I usually agree that we first need a “thread model to choose our needs”, but in case of biometrics I would refuse it, no matter of the specific thread model. If you have no choice as described with bank requirements (especially without alternative banks), well … nobody can blame you for using it. The life becomes hard without a bank account and I probably would also have to “accept” it.

Okay so I’m curious, have you considered that if the standalone app was open on your desktop (unlocked), the intruder can steal any password anyway, not just your master password/security key. I consider that a full compromise, far past the point of considering defense strategies. Might as well stop worrying now that you know this isn’t something that will make a difference.

Personally have not experienced this with Proton Pass Android in several months. I think it only happened once when my fingerprint reader was dirty and it failed a couple of times.

That surprises me because it’s standard security for all smartphones and password manager apps.

Yes, but if someone steals my password manager’s credentials, it’s a bigger deal than if they steal my default email or even my bank credentials. With the former they have access to everything, with the latter they only have access to one thing (for email). All of my banks require 2FA via their app when I try to make a transaction on the web.

That is surprising. From my experience, it is practically impossible to do any online banking via web today without needing the bank’s app as 2FA verification. In other words, it’s practically impossible to do any online banking via web without needing a smartphone.

I hope you are right, but I am not confident. If the only way to do banking without being spied on is by physically going to the bank or the ATM every time, it’s not a very pragmatic solution.
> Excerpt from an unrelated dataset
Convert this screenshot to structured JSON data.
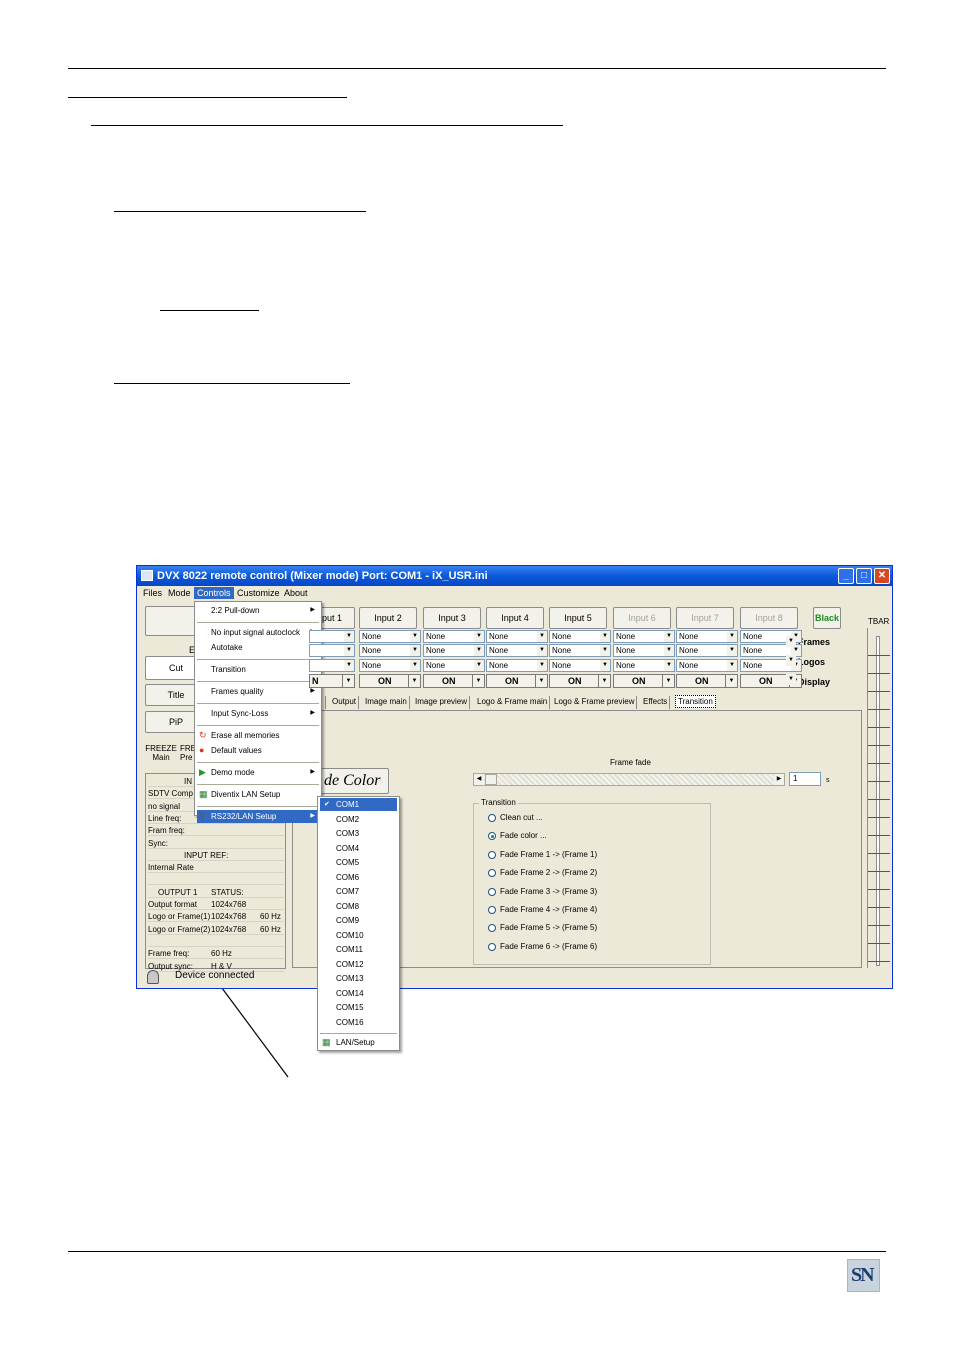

I hope people sue. I intend to report my bank to my local data protection agency, but I suspect they’ll tell me there’s nothing I can do.
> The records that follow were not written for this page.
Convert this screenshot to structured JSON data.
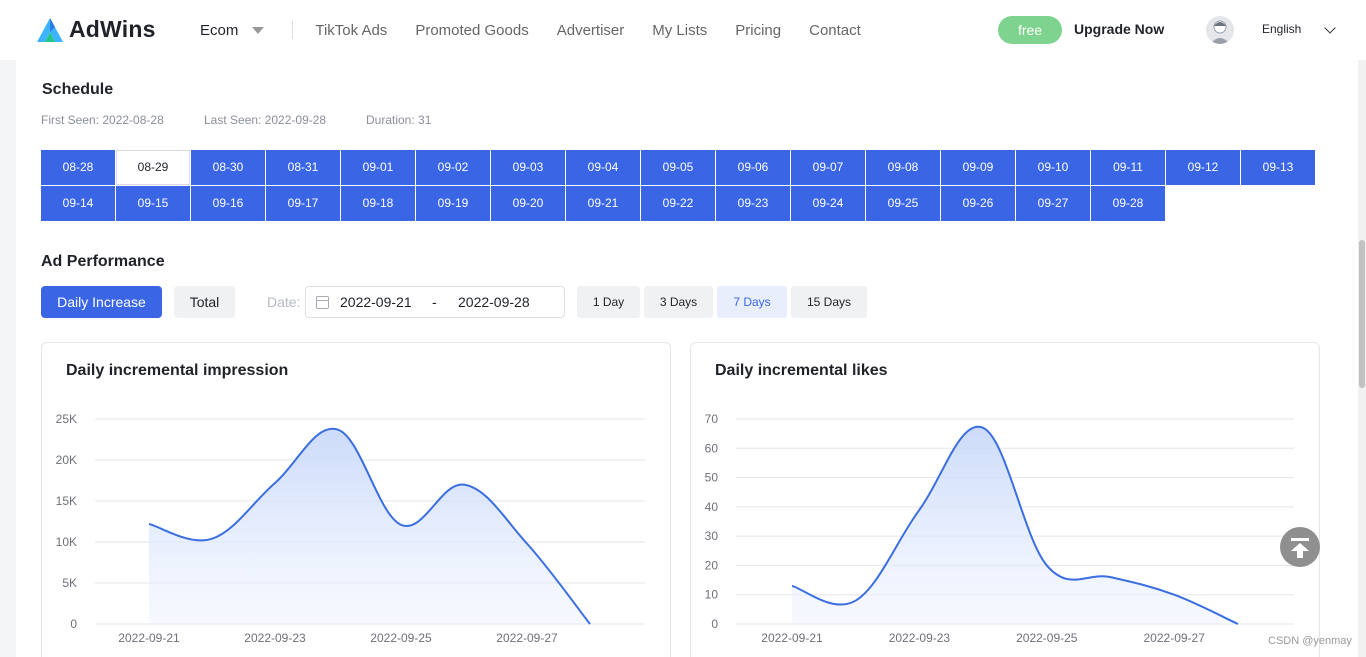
{
  "header": {
    "brand": "AdWins",
    "nav": [
      "TikTok Ads",
      "Promoted Goods",
      "Advertiser",
      "My Lists",
      "Pricing",
      "Contact"
    ],
    "ecom_label": "Ecom",
    "plan_badge": "free",
    "upgrade_label": "Upgrade Now",
    "language": "English"
  },
  "schedule": {
    "title": "Schedule",
    "first_seen": "First Seen: 2022-08-28",
    "last_seen": "Last Seen: 2022-09-28",
    "duration": "Duration: 31",
    "dates": [
      {
        "label": "08-28",
        "active": true
      },
      {
        "label": "08-29",
        "active": false
      },
      {
        "label": "08-30",
        "active": true
      },
      {
        "label": "08-31",
        "active": true
      },
      {
        "label": "09-01",
        "active": true
      },
      {
        "label": "09-02",
        "active": true
      },
      {
        "label": "09-03",
        "active": true
      },
      {
        "label": "09-04",
        "active": true
      },
      {
        "label": "09-05",
        "active": true
      },
      {
        "label": "09-06",
        "active": true
      },
      {
        "label": "09-07",
        "active": true
      },
      {
        "label": "09-08",
        "active": true
      },
      {
        "label": "09-09",
        "active": true
      },
      {
        "label": "09-10",
        "active": true
      },
      {
        "label": "09-11",
        "active": true
      },
      {
        "label": "09-12",
        "active": true
      },
      {
        "label": "09-13",
        "active": true
      },
      {
        "label": "09-14",
        "active": true
      },
      {
        "label": "09-15",
        "active": true
      },
      {
        "label": "09-16",
        "active": true
      },
      {
        "label": "09-17",
        "active": true
      },
      {
        "label": "09-18",
        "active": true
      },
      {
        "label": "09-19",
        "active": true
      },
      {
        "label": "09-20",
        "active": true
      },
      {
        "label": "09-21",
        "active": true
      },
      {
        "label": "09-22",
        "active": true
      },
      {
        "label": "09-23",
        "active": true
      },
      {
        "label": "09-24",
        "active": true
      },
      {
        "label": "09-25",
        "active": true
      },
      {
        "label": "09-26",
        "active": true
      },
      {
        "label": "09-27",
        "active": true
      },
      {
        "label": "09-28",
        "active": true
      }
    ]
  },
  "performance": {
    "title": "Ad Performance",
    "daily_increase_label": "Daily Increase",
    "total_label": "Total",
    "date_label": "Date:",
    "range_start": "2022-09-21",
    "range_separator": "-",
    "range_end": "2022-09-28",
    "range_options": [
      "1 Day",
      "3 Days",
      "7 Days",
      "15 Days"
    ],
    "selected_range": "7 Days"
  },
  "colors": {
    "accent": "#3a66e6",
    "line": "#3b6ee0",
    "free_badge": "#7ed48e"
  },
  "watermark": "CSDN @yenmay",
  "chart_data": [
    {
      "type": "area",
      "title": "Daily incremental impression",
      "x": [
        "2022-09-21",
        "2022-09-22",
        "2022-09-23",
        "2022-09-24",
        "2022-09-25",
        "2022-09-26",
        "2022-09-27",
        "2022-09-28"
      ],
      "x_tick_labels": [
        "2022-09-21",
        "2022-09-23",
        "2022-09-25",
        "2022-09-27"
      ],
      "y_tick_labels": [
        "0",
        "5K",
        "10K",
        "15K",
        "20K",
        "25K"
      ],
      "values": [
        12200,
        10400,
        17200,
        23700,
        12100,
        17000,
        9800,
        0
      ],
      "ylim": [
        0,
        25000
      ],
      "grid": true
    },
    {
      "type": "area",
      "title": "Daily incremental likes",
      "x": [
        "2022-09-21",
        "2022-09-22",
        "2022-09-23",
        "2022-09-24",
        "2022-09-25",
        "2022-09-26",
        "2022-09-27",
        "2022-09-28"
      ],
      "x_tick_labels": [
        "2022-09-21",
        "2022-09-23",
        "2022-09-25",
        "2022-09-27"
      ],
      "y_tick_labels": [
        "0",
        "10",
        "20",
        "30",
        "40",
        "50",
        "60",
        "70"
      ],
      "values": [
        13,
        8,
        39,
        67,
        20,
        16,
        10,
        0
      ],
      "ylim": [
        0,
        70
      ],
      "grid": true
    }
  ]
}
I tell you what comes next. Recording a video of yourself repeating random words that appear on-screen. This system is already in place with some European banks. You can’t fake it with AI either, because you’re given a short amount of time, maybe 30 seconds, and the words will only appear once you press start.

That highly depends on your country (and I don’t know if there is really no way for you or you just don’t know the one alternative you have). With smartphone only I would not be able to do any kind of online banking, because I do not own a smartphone. I told it my bank and they said “you can buy a TAN generator”, which cost me 25€ one time. From friends I knew they payed half the price, because they had no camera in it to capture QR code (which I would have preferred, but was not an older device ). Anyway, the good thing is, it is not only more private, but also more secure and gives freedom to use any device to make online-banking (usually phone is a not possible without compromising 2FA).

Reporting costs nothing to you. At least you can try. At this specific case it is maybe a good thing to read GDPR related parts of why the bank may can use such data and why they should also give alternative methods for data minimalism. It is maybe a good idea to speak with data protection NGOs in first place to get some hints.

Companies have a valid interest to use some data, but I think in this case it goes beyond that. I’m no lawyer, so I could be wrong, but that is how I would rate it for now (NGOs can give better answers).

I’m pretty sure the “short time” will be countered by AI reading the screen for those words etc. Really, both sides will use stronger weapons over time. I saw it so often on other “battlefields”. It just becomes worse for normal people (including us).